Tu allumes une chandelle parfumée (ou 4) et fermes les lumières de la salle de bain. Disposition favorable à la relaxation du corps tendu. Tu entres dans ta douche. Tu fais couler de l’eau trop chaude parce que t’avais frette. Tu augmentes encore la température de l’eau parce que t’aimes ça te brûler les fesses. Tu te couches au fond du bain, enveloppée par ses parois rigides, la tête accotée sur le rebord. Tu lèves les jambes vers le plafond, tu laisses l’armée de gouttelettes se jeter sur tes pieds flétris, et tu médites. Ça chatouille.

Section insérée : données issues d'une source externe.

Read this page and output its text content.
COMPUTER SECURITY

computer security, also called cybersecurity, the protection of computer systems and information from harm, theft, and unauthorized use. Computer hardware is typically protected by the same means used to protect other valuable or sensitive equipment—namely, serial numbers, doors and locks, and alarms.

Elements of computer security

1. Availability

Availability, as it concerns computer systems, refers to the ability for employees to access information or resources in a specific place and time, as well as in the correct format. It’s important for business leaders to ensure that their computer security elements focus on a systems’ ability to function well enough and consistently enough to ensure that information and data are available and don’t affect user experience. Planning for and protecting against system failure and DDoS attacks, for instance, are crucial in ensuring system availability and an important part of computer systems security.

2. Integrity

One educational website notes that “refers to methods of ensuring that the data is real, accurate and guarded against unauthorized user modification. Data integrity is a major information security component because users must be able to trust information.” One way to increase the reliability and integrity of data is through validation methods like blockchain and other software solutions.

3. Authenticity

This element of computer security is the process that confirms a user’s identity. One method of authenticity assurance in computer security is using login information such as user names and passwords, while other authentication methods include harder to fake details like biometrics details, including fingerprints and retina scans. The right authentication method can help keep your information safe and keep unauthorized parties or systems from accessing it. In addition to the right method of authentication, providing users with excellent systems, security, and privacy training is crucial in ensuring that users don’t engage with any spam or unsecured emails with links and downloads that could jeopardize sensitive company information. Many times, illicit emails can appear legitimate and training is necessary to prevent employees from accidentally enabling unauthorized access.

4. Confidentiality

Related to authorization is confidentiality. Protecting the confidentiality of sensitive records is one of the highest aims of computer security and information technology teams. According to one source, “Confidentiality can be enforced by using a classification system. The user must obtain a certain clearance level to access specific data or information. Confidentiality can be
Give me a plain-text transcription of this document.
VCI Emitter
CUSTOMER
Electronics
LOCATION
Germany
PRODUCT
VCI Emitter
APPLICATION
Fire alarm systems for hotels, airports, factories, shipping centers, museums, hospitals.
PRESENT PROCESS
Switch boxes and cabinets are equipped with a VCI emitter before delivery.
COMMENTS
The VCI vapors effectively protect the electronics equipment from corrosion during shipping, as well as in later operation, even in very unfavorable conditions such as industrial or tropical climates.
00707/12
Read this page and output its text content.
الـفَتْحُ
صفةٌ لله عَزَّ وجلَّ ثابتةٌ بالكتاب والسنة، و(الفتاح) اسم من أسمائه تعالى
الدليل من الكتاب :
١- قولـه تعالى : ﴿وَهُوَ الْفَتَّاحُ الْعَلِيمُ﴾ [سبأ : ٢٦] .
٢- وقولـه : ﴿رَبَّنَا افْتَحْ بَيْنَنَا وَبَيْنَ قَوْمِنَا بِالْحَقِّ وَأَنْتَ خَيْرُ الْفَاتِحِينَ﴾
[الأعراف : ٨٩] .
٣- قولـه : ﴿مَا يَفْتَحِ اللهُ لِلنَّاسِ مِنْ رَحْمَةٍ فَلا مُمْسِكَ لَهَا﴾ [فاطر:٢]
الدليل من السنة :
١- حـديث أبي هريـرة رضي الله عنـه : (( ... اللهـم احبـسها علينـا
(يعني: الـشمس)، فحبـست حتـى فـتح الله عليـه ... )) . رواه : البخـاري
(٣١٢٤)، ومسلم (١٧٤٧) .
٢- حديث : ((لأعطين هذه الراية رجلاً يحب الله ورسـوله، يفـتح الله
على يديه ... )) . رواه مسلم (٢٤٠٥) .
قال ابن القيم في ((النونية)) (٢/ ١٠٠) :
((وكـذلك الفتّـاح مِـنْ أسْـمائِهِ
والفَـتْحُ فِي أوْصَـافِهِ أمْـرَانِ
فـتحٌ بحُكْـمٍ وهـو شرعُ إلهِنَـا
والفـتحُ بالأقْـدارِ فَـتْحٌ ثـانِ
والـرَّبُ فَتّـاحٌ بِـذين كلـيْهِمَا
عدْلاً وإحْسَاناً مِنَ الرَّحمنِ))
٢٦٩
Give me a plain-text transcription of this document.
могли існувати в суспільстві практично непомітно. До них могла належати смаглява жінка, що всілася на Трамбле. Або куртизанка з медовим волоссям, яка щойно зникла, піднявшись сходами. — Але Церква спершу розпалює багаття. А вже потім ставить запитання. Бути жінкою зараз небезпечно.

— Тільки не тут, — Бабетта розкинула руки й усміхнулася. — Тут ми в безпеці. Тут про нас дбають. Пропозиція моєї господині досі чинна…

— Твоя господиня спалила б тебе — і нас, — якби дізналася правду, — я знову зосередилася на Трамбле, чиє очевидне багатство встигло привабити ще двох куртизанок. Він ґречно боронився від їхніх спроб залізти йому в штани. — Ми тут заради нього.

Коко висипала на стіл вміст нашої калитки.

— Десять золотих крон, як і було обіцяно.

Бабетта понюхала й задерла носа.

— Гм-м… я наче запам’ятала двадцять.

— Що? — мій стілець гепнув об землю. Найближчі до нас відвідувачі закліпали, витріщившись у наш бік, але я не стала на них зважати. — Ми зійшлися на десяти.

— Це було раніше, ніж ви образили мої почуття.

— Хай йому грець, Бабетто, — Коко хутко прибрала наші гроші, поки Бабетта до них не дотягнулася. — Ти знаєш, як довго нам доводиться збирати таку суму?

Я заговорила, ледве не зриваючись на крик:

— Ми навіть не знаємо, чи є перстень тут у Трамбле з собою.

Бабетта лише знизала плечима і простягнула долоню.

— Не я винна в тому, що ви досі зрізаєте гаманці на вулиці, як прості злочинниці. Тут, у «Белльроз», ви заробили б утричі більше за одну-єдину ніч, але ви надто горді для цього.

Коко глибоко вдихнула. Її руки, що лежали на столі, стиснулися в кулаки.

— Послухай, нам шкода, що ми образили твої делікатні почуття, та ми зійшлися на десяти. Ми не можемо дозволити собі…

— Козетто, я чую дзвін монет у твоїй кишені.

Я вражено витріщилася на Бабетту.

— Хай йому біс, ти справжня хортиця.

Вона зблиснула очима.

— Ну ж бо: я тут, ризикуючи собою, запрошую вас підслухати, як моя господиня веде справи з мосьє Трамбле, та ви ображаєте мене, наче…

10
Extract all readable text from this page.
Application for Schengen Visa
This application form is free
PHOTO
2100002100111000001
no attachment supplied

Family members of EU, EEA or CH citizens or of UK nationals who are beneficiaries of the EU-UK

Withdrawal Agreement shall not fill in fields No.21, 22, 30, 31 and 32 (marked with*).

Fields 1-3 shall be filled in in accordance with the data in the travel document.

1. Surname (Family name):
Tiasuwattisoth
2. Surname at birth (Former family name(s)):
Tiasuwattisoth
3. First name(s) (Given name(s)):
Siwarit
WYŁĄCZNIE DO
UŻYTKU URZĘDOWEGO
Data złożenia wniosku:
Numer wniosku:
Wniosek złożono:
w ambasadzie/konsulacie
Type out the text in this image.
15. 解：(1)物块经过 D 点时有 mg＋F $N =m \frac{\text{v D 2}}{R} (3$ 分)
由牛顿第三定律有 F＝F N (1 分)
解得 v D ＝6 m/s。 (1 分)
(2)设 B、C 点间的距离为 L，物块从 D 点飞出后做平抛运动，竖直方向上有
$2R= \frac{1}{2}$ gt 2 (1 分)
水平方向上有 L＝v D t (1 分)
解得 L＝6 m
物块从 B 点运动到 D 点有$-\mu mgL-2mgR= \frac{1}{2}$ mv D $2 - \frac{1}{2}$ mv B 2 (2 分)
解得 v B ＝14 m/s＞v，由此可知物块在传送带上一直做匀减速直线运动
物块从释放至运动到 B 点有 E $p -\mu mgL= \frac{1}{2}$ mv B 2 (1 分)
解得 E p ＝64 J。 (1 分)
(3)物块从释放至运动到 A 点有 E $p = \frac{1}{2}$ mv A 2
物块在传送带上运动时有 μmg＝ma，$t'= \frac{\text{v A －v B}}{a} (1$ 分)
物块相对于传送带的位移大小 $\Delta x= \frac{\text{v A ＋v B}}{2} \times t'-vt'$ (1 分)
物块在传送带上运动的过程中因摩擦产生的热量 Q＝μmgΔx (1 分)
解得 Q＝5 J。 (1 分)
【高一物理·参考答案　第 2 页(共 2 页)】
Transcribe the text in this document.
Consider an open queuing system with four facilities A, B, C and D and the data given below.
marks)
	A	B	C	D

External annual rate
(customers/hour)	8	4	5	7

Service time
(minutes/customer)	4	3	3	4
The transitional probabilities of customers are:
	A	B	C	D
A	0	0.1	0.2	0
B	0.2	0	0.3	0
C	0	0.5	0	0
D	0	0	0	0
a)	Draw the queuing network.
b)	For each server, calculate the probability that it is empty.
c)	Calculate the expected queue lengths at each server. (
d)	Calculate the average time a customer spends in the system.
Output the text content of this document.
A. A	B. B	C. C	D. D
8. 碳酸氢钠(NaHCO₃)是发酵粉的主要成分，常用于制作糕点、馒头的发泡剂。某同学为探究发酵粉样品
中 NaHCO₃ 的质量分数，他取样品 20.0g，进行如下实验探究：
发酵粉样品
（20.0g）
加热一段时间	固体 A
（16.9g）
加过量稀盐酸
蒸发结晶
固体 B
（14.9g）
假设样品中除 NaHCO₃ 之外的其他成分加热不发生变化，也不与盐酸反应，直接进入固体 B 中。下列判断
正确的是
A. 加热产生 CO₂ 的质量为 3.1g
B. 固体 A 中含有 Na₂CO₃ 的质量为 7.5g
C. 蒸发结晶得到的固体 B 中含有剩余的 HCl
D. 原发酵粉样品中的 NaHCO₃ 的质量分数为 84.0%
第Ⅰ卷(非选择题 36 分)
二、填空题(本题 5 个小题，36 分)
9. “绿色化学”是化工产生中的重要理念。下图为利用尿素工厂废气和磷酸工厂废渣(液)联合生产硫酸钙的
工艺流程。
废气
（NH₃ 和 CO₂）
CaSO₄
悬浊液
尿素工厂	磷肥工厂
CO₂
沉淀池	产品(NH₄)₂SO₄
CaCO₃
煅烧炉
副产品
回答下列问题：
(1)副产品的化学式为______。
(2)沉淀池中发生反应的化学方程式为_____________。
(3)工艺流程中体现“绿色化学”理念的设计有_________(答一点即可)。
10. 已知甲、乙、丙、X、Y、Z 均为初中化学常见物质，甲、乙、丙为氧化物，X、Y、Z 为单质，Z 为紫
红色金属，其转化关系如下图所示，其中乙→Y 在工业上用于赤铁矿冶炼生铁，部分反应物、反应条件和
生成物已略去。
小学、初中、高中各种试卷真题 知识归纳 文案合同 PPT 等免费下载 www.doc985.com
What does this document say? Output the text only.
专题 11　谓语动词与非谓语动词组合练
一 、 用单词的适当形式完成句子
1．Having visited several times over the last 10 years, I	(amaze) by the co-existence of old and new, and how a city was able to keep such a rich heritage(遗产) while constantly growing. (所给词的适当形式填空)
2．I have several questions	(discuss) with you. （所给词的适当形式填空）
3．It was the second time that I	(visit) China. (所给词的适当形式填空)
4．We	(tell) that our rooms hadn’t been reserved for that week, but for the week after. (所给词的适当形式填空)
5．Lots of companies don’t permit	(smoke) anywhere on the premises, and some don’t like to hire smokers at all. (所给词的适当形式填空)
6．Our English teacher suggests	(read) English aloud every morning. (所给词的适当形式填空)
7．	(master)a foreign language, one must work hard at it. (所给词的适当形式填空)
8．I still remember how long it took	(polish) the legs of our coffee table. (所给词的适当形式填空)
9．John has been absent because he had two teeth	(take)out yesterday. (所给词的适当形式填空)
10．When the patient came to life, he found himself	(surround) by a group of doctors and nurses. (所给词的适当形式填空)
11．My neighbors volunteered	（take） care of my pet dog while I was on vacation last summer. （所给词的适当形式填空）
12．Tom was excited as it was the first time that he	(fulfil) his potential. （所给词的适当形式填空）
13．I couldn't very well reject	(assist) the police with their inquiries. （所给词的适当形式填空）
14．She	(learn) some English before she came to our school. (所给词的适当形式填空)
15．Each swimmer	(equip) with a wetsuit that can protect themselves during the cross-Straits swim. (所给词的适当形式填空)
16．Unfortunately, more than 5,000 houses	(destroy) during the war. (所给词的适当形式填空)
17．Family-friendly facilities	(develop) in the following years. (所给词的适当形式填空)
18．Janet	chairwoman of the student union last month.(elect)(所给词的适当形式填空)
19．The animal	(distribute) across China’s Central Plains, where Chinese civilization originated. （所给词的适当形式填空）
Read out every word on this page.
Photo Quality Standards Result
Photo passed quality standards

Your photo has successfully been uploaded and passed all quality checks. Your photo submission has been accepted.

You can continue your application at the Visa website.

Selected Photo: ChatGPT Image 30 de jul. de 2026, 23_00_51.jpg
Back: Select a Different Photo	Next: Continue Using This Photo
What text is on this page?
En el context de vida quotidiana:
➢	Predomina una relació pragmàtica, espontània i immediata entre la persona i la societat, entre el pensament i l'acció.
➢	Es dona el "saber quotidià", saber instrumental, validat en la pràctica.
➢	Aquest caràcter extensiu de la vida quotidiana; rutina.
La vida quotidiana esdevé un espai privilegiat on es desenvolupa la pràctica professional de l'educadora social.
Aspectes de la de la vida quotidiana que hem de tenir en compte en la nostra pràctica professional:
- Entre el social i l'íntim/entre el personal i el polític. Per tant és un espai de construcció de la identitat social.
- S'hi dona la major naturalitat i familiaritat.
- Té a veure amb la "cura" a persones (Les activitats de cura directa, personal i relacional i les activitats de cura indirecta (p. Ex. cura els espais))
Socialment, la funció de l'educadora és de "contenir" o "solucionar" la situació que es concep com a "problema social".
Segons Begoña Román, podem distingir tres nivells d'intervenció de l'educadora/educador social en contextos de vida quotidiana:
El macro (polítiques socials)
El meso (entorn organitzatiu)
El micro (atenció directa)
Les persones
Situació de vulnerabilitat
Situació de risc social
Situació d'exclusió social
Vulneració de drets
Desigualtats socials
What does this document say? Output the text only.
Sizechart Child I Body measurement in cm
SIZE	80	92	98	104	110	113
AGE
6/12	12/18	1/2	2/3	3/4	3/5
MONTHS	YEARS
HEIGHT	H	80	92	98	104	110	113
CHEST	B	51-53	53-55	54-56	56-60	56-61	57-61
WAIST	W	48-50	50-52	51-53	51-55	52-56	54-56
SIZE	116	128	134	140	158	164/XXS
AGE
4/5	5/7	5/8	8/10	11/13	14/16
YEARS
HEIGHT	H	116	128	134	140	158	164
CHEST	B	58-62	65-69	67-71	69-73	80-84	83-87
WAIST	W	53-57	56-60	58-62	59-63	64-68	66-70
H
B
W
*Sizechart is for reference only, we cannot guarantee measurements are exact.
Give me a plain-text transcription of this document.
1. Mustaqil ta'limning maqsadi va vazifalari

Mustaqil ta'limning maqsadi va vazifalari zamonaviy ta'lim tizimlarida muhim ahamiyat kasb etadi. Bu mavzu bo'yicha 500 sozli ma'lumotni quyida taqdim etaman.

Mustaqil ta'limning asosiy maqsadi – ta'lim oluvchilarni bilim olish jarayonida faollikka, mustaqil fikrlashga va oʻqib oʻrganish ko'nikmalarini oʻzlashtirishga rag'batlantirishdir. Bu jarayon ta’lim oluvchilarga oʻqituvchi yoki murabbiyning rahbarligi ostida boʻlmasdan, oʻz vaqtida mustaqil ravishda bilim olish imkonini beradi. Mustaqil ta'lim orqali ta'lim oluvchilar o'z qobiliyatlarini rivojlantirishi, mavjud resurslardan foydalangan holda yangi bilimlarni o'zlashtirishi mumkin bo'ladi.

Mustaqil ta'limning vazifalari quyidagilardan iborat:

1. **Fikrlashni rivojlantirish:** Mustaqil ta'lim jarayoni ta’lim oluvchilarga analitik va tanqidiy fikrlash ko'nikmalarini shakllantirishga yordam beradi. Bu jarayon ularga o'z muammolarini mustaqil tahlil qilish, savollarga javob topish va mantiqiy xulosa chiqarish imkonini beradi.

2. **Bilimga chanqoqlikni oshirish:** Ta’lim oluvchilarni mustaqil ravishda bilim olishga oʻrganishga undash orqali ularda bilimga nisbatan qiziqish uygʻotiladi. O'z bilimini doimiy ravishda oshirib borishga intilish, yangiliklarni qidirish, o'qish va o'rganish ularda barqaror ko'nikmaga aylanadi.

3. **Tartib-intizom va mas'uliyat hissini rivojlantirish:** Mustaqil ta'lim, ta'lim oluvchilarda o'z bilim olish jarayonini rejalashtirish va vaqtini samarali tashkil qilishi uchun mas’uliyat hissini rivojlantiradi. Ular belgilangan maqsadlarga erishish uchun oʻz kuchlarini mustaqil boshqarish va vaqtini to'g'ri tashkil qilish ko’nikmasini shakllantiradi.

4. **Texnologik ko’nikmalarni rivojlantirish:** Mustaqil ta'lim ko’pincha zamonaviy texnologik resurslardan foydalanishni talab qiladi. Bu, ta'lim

T’es si angoissée, c’est ton moment de détente et tu l’utilises pour te débobiner les idées délétères qui repassent en boucle depuis que l’aiguille du jour transperça la plénitude de l’esprit endormi. Tu les étales devant toi tout en persistant, placide et impassible. Elles défilent en noir et blanc, artéfacts ou archives d’une vie dont l’encre des clichés ruisselle pour se vider dans le puit unique du bain. Ces mauvaises émotions filtrées par un amoncellement exorbitant de cheveux paraîtront lointaines, à quelque part dans les sinuosités des tuyaux souterrains, pour enfin que tu te sentes plus près de toi-même. Assis en indien au fond de la majestueuse baignoire incrustée de pierres ambrées, la trajectoire lumineuse de ton regard entrecroise les couleurs irradiantes des gemmes, chaque oscillation de tes globes oculaires provoque une étincelle clignotante d’apaisement. Tu t’éveilles à l’intérieur.

Et tu t’enfonces.

Tu lèves les mains vers le haut sous le jet de pluie et tu oublies instantanément que tu es mouillée. Et que l’eau, c’est liquide. Les sensations se confondent, incertaines, et se font passer pour autre chose : usurpation totale de l’existence tangible dans toute sa complexité. Tu t’installes confortablement dans un état second où la réalité n’a plus de sens et le surréel semble bien plus plausible. Tu vogues dans les myriades de possibilités de l’imaginaire, tu te perds facilement dans la fantaisie, cette distraction évanescente qui te garde saine d’esprit. Comme tirées par en dedans, tes  paupières se ferment.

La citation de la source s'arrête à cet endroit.